Zelensky va dal Papa a cercare il disgelo

Un anno fa l’udienza andò male, ora i presupposti sono diversi. Venerdì l’incontro in Vaticano

Venerdì, alle 9.30, Volodymyr Zelensky sarà ricevuto in udienza dal Papa. L’ultima volta che il capo dello stato ucraino si recò in Vaticano, nel maggio dell’anno scorso, non andò benissimo: al di là delle foto con Francesco attorniato da uomini in mimetica, i comunicati delle Parti non riuscirono a celare la freddezza, al di là della consueta e scontata “cordialità”. Troppa distanza, inconciliabili le istanze “pacifiste” del Pontefice con quelle di Zelensky che ribadiva la necessità di ricacciare indietro l’invasore senza concedere nulla. Meno d’un anno dopo, poi, tramite intervista a una radio-tv svizzera, Francesco parlava della bandiera bianca da sventolare quando si capisce che non si può vincere: da oltretevere fecero sapere che non si intendeva l’invito a una resa, ma il tentativo di gettare acqua sulle braci incandescenti ebbe scarso successo. Poi, la distensione. Al G7 pugliese, il Papa e Zelensky si intrattennero in un bilaterale: sorrisi, strette di mano, ringraziamenti corali e buoni propositi.
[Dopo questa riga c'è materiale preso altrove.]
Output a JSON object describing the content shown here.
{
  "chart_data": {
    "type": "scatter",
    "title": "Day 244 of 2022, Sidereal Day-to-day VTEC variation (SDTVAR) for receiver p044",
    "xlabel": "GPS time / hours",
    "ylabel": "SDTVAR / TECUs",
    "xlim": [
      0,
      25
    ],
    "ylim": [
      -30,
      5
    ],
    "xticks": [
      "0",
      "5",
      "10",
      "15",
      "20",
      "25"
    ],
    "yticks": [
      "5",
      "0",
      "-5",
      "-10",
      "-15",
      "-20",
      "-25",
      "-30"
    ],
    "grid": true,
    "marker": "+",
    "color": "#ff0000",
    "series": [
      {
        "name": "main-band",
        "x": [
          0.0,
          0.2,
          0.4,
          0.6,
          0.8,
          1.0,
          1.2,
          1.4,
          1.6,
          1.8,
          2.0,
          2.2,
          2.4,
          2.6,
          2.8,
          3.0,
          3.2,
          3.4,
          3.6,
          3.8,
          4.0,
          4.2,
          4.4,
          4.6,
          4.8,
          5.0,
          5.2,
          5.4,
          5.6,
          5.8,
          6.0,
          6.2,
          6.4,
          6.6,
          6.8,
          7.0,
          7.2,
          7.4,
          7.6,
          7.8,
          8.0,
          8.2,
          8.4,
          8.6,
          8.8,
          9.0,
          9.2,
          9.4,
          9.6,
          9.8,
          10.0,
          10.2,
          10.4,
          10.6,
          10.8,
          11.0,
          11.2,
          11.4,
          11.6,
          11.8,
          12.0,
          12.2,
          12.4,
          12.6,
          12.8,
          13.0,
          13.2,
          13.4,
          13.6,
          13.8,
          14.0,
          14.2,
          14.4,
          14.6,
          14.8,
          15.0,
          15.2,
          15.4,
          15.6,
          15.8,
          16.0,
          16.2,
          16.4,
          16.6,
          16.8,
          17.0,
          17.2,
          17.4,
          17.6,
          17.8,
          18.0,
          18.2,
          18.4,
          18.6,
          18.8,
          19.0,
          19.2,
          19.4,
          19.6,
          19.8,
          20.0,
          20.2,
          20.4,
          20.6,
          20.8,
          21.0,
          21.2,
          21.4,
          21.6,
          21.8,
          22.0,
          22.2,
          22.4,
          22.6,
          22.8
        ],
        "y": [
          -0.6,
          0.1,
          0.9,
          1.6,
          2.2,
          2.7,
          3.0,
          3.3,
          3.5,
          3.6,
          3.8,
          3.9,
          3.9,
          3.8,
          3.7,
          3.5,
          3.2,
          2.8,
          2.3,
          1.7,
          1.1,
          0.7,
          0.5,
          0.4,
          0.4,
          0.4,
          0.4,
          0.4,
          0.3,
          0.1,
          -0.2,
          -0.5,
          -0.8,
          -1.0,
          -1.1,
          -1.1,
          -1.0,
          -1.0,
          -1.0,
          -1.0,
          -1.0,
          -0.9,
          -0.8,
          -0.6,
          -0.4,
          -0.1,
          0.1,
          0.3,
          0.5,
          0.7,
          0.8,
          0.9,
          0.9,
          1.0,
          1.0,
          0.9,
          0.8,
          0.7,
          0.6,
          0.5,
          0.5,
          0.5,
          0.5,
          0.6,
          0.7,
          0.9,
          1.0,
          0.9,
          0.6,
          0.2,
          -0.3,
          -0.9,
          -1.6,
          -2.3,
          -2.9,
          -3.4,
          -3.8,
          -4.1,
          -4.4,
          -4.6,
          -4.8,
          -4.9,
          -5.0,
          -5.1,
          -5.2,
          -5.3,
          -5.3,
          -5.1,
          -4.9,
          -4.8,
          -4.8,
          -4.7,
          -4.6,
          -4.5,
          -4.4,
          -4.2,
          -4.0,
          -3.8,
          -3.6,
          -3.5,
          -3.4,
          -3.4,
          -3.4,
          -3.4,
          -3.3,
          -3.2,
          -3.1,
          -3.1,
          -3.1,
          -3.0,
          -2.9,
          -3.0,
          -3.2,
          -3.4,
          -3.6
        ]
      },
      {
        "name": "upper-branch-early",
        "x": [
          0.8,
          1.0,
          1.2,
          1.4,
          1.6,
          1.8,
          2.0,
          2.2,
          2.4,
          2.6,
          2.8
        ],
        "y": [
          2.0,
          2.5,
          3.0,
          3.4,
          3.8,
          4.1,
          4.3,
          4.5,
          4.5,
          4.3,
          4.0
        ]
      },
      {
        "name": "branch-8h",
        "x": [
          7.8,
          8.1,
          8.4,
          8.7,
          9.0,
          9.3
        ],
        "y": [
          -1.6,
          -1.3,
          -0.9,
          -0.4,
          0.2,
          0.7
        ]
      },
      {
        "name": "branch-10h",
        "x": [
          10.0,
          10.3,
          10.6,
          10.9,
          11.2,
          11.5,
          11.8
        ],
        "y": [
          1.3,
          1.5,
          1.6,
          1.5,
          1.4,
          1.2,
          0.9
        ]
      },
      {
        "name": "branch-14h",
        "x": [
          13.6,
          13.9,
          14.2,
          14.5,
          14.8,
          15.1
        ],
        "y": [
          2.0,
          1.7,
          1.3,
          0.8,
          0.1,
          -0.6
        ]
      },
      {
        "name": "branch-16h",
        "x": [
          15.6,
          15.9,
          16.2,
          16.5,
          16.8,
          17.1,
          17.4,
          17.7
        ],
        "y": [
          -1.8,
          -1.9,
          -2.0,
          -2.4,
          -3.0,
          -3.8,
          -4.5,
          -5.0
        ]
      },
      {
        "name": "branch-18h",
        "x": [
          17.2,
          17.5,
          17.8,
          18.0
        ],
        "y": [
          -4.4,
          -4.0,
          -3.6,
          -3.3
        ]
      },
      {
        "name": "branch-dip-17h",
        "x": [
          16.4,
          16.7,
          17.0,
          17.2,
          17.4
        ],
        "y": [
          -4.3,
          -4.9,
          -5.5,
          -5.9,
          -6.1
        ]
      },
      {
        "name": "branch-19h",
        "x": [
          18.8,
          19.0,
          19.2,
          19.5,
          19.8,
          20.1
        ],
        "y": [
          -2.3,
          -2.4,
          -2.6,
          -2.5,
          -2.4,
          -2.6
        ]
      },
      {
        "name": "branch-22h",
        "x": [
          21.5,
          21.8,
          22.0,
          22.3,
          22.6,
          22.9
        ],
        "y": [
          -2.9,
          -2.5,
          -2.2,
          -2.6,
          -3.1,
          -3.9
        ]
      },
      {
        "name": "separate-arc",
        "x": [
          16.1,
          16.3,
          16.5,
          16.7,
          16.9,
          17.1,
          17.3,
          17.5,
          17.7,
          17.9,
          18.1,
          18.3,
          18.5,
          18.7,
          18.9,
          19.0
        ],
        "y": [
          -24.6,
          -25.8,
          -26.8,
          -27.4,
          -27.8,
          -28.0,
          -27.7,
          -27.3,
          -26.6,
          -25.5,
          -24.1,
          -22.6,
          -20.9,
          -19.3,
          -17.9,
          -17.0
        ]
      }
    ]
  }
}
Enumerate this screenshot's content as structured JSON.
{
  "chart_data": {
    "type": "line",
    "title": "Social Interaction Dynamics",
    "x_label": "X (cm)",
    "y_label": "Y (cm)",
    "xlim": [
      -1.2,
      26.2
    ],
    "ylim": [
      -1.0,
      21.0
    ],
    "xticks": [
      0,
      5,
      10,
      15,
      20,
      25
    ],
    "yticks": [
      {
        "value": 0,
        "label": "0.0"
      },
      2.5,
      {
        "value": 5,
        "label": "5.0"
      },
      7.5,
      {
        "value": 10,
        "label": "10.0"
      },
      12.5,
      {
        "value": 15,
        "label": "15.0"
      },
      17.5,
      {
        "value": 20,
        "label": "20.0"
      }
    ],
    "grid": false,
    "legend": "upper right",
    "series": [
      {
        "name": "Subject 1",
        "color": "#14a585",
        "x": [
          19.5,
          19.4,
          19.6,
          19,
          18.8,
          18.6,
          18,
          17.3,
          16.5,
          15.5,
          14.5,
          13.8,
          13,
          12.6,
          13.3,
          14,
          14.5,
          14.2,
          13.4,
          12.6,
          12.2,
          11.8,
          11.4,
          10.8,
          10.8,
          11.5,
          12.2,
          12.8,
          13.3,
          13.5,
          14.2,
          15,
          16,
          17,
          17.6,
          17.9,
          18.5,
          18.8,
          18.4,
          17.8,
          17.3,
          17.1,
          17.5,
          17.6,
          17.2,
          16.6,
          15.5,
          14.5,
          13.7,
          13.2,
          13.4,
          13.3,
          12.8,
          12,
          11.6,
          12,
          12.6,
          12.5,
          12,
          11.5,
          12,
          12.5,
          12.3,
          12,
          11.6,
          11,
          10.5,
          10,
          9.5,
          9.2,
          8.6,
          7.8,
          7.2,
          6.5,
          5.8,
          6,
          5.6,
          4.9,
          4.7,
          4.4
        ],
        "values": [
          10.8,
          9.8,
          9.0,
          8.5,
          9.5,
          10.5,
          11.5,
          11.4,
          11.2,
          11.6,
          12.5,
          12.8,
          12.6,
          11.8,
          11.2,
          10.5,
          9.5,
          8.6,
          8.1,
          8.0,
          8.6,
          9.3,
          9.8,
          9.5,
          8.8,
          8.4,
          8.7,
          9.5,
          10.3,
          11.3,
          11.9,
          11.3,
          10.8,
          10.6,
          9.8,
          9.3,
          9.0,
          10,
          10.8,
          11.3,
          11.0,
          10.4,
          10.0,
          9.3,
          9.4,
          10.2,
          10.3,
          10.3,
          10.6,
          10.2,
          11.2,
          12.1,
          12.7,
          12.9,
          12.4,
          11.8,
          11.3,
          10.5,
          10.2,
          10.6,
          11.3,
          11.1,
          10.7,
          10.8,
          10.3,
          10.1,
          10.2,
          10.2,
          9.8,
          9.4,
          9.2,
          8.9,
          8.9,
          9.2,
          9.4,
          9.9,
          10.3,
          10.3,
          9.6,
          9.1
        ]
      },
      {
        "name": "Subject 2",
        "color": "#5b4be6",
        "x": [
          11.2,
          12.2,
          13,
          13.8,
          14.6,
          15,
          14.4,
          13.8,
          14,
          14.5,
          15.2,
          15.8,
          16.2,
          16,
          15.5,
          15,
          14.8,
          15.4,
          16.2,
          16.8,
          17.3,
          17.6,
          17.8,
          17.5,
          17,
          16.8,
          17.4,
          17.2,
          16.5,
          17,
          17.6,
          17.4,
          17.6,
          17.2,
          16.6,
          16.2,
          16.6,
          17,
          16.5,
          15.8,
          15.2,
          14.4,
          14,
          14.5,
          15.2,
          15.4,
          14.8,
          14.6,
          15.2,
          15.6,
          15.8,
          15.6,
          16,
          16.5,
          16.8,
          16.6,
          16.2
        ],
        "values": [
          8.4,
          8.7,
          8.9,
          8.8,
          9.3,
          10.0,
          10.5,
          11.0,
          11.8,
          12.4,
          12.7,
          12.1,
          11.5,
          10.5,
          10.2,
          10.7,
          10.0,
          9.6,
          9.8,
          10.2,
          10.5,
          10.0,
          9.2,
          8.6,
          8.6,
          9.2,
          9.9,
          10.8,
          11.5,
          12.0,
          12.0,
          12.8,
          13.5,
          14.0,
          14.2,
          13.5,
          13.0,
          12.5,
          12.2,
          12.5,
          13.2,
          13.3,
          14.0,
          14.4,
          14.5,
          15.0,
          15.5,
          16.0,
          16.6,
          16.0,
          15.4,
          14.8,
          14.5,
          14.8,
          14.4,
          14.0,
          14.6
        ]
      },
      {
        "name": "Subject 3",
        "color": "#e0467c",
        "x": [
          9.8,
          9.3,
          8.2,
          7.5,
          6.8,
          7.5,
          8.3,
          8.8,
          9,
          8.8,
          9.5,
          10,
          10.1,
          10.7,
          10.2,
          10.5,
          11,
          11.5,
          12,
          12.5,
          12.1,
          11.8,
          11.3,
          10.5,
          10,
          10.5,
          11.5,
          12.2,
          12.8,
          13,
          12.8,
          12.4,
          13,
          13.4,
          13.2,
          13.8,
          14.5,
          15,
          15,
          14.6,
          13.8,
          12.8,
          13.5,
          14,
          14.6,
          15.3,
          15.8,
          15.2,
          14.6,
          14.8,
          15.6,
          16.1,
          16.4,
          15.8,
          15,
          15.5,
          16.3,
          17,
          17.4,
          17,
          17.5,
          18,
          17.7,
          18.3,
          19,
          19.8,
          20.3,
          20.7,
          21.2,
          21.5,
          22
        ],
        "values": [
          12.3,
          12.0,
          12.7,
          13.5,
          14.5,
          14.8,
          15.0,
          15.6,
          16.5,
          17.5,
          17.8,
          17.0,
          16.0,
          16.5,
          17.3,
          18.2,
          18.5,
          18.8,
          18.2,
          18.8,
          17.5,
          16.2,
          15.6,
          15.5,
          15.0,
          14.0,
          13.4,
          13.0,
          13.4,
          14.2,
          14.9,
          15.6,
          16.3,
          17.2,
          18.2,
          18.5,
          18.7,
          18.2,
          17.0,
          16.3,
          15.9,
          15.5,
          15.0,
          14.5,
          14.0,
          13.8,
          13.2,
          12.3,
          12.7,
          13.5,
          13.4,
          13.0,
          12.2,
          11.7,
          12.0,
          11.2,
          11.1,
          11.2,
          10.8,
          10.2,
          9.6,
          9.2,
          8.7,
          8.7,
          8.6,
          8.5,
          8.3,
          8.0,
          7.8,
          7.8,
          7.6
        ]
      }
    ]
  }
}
Sembrava iniziata una nuova èra. Ma solo due mesi più tardi, Francesco dalla finestra del Palazzo apostolico, al termine di un Angelus, condannava la legge ucraina che metteva al bando la Chiesa ortodossa ucraina legata a Kirill: “Per favore, non sia abolita nessuna Chiesa cristiana”. A Kyiv non la presero bene. Zelensky però non vuole rompere con Roma: con le elezioni americane imminenti e con lo spauracchio di un Trump assai più sensibile alle sirene moscovite, ha la necessità di tenere tutti i canali diplomatici aperti. Compreso quello con il Papa, autorità morale di riconosciuto spessore internazionale. E’ improbabile che le sue richieste saranno condivise da Francesco (che è sempre sembrato sostenere la necessità di concedere qualcosa al nemico pur di far cessare la carneficina), ma il fatto stesso che nel suo viaggio in Italia Zelensky abbia trovato il tempo di passare in Vaticano dimostra che una soluzione (qualunque essa sia) al conflitto può riguardare anche la Santa Sede.